Mujahid Demokrasi: Kisah Affan Kurniawan dan Seruan Solidaritas Tanpa Anarkisme

Mujahid Demokrasi: Kisah Affan Kurniawan dan Seruan Solidaritas Tanpa Anarkisme

- in Narasi
2
0
Mujahid Demokrasi: Kisah Affan Kurniawan dan Seruan Solidaritas Tanpa Anarkisme

Hari Kamis, 28 Agustus 2025, seharusnya menjadi hari demonstrasi damai bagi rakyat untuk mengekspresikan kegelisahan mereka terhadap kondisi ketidakadilan. Namun, di tengah keriuahan dan emosi massa di depan gedung DPR, terjadilah tragedi mengerikan. Seorang pengemudi ojek online (Ojol), Affan Kurniawan (21 tahun), menghembuskan nafas terakhirnya karena terlindas oleh kendaraan taktis Brimob.

Duka mendalam tidak hanya dialami oleh keluarga Almarhum Affan. Kejadian ini menjadi duka seluruh masyarakat Indonesia. Affan adalah tulang punggung keluarga yang menopang hidup orang tuanya dengan gigih, meski dalam kondisi sulit.

Affan sebelumnya bekerja sebagai penjaga keamanan. Ia kemudian beralih menjadi mitra Gojek karena pekerjaan ini relatif fleksibel dan memungkinkan ia menjaga keluarga. Di tengah gelombang demonstrasi yang melanda Jakarta. ia tengah mengantar makanan di kawasan Bendungan Hilir.

Affan bukan pejuang politik. Ia pun tidak sedang mengikuti demonstrasi, tetapi terjebak di tengah kerusuhan saat hendak menghantarkan makanan. Tetapi Affan tercatat sebagai “mujahid demokrasi”. Nyawanya terenggut saat ia hanya berusaha lewat di tengah gelombang demontrasi.

Kematian Affan mengundang simpati luas. Gojek dan Grab dengan cepat menyampaikan belasungkawa dan berjanji memenuhi hak keluarganya. Tidak hanya di dalam negeri, WNI di luar negeri pun menggelar aksi solidaritas di AS, Jerman, dan Australia.

Duka ini menumbuhkan energi protes lebih luas. Massa meluap ke jalan, menuntut keadilan dan reformasi. Namun, di tengah gelombang emosi itu, muncul jebakan: mudah terpancing anarkisme, vandalisme, dan perusakan fasilitas umum—berita penjarahan dan pembakaran terjadi di berbagai daerah.

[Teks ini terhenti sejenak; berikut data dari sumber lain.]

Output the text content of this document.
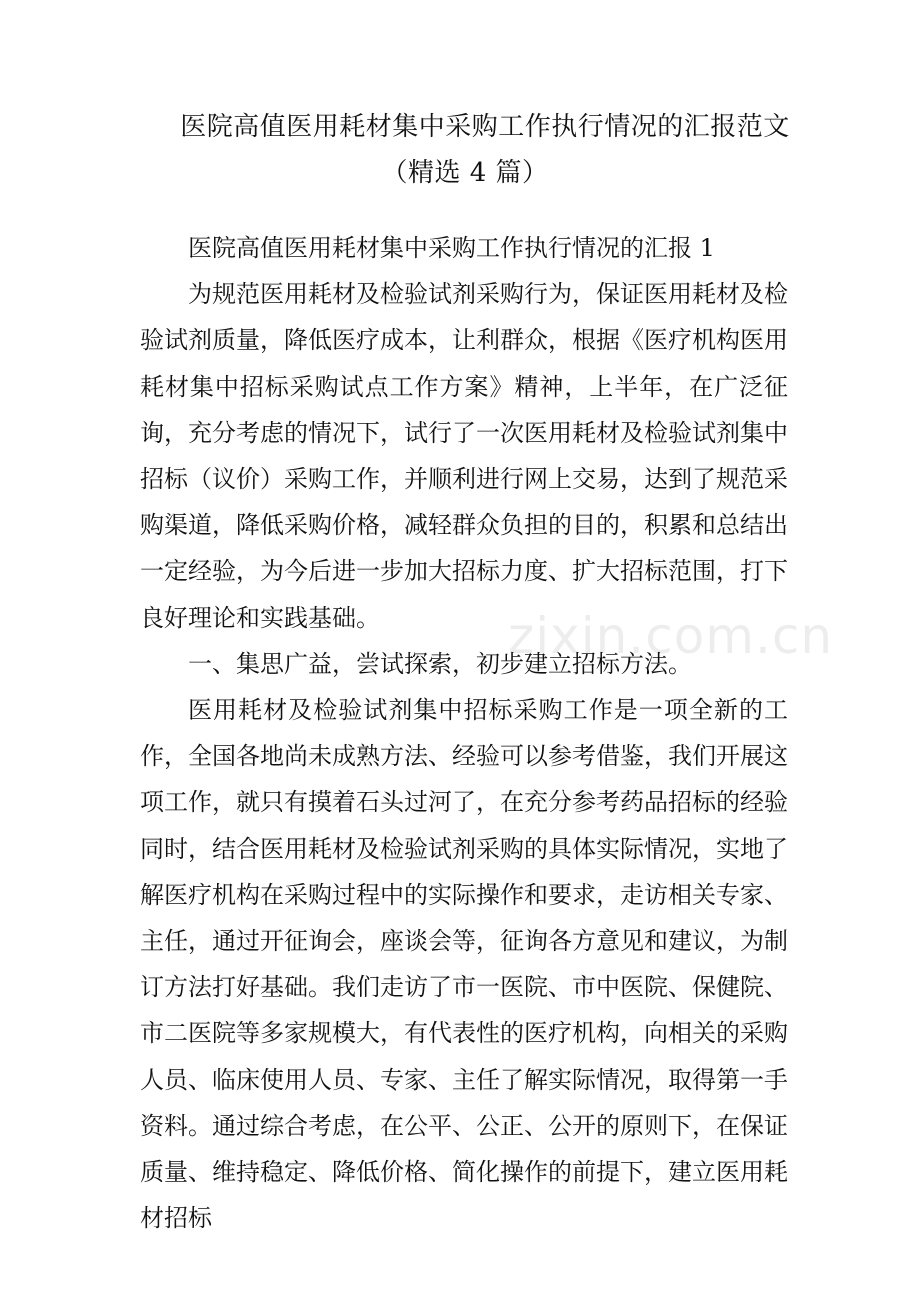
医院高值医用耗材集中采购工作执行情况的汇报范文
（精选 4 篇）

医院高值医用耗材集中采购工作执行情况的汇报 1

为规范医用耗材及检验试剂采购行为，保证医用耗材及检验试剂质量，降低医疗成本，让利群众，根据《医疗机构医用耗材集中招标采购试点工作方案》精神，上半年，在广泛征询，充分考虑的情况下，试行了一次医用耗材及检验试剂集中招标（议价）采购工作，并顺利进行网上交易，达到了规范采购渠道，降低采购价格，减轻群众负担的目的，积累和总结出一定经验，为今后进一步加大招标力度、扩大招标范围，打下良好理论和实践基础。

一、集思广益，尝试探索，初步建立招标方法。

医用耗材及检验试剂集中招标采购工作是一项全新的工作，全国各地尚未成熟方法、经验可以参考借鉴，我们开展这项工作，就只有摸着石头过河了，在充分参考药品招标的经验同时，结合医用耗材及检验试剂采购的具体实际情况，实地了解医疗机构在采购过程中的实际操作和要求，走访相关专家、主任，通过开征询会，座谈会等，征询各方意见和建议，为制订方法打好基础。我们走访了市一医院、市中医院、保健院、市二医院等多家规模大，有代表性的医疗机构，向相关的采购人员、临床使用人员、专家、主任了解实际情况，取得第一手资料。通过综合考虑，在公平、公正、公开的原则下，在保证质量、维持稳定、降低价格、简化操作的前提下，建立医用耗材招标

zixin.com.cn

Di sinilah pentingnya solidaritas yang produktif harus menjadi catatan. Menunjukkan kesedihan dan solidaritas terhadap Affan sebagai mujahid demokrasi harus dilakukan dengan tuntutan dengan damai, tanpa merusak. Demonstrasi tanpa perusakan, doa tanpa dendam, kritik tanpa kekerasan. Itulah semangat yang menegaskan negara hukum, bukan negara kekerasan.

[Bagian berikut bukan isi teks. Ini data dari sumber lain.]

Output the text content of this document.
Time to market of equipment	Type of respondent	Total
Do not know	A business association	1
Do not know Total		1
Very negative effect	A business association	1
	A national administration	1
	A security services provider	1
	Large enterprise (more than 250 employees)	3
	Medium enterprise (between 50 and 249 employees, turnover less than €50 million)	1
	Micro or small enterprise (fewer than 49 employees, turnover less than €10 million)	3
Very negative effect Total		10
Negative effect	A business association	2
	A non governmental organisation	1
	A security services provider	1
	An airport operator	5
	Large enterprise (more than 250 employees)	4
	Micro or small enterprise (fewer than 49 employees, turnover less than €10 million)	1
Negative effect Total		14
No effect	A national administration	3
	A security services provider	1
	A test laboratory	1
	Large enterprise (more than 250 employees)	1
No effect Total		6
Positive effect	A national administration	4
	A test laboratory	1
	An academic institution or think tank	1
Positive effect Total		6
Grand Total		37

Kebersamaan masyarakat sipil, mahasiswa, dan serikat buruh menunjukkan satu hal: kita bisa meredam emosi dengan aksi yang beradab. Massa menyanyikan lagu perjuangan, menggelar tabur bunga, dan menyalurkan dukungan lewat suara. Ini adalah kebersamaan, bukan kebencian.

Ketika aparat segera merespons dengan permintaan maaf terbuka. Polisi menyampaikan permintaan maaf dan jaminan investigasi, sementara pemerintah melalui pimpinan negara hadir dalam solidaritas ini menumbuhkan harapan bahwa negara masih bisa menjawab luka kolektif dengan tindakan nyata.

Kematian Affan mengingatkan kita bahwa demokrasi butuh peradaban hati. Kita menuntut keadilan, tapi juga menegaskan bahwa kita berbeda dari mereka yang membenci. Kita membakar semangat demokrasi, bukan memecah belah rakyat.

Affan bukan hanya nama di berita. Ia simbol rentan bagi keadilan, panggilan bagi kita untuk menjaga rasa kemanusiaan, dan pengingat bahwa rakyat kecil juga heroik dalam kejujuran dan kerja kerasnya.

Semoga Affan dikenang bukan sebagai korban kekerasan aparat, melainkan sebagai katalis solidaritas yang bersih dari anarkisme. Mujahid demokrasi sejati bukan yang menghancurkan, tapi yang menyatukan bangsa—dengan hati, pikiran, dan keberanian.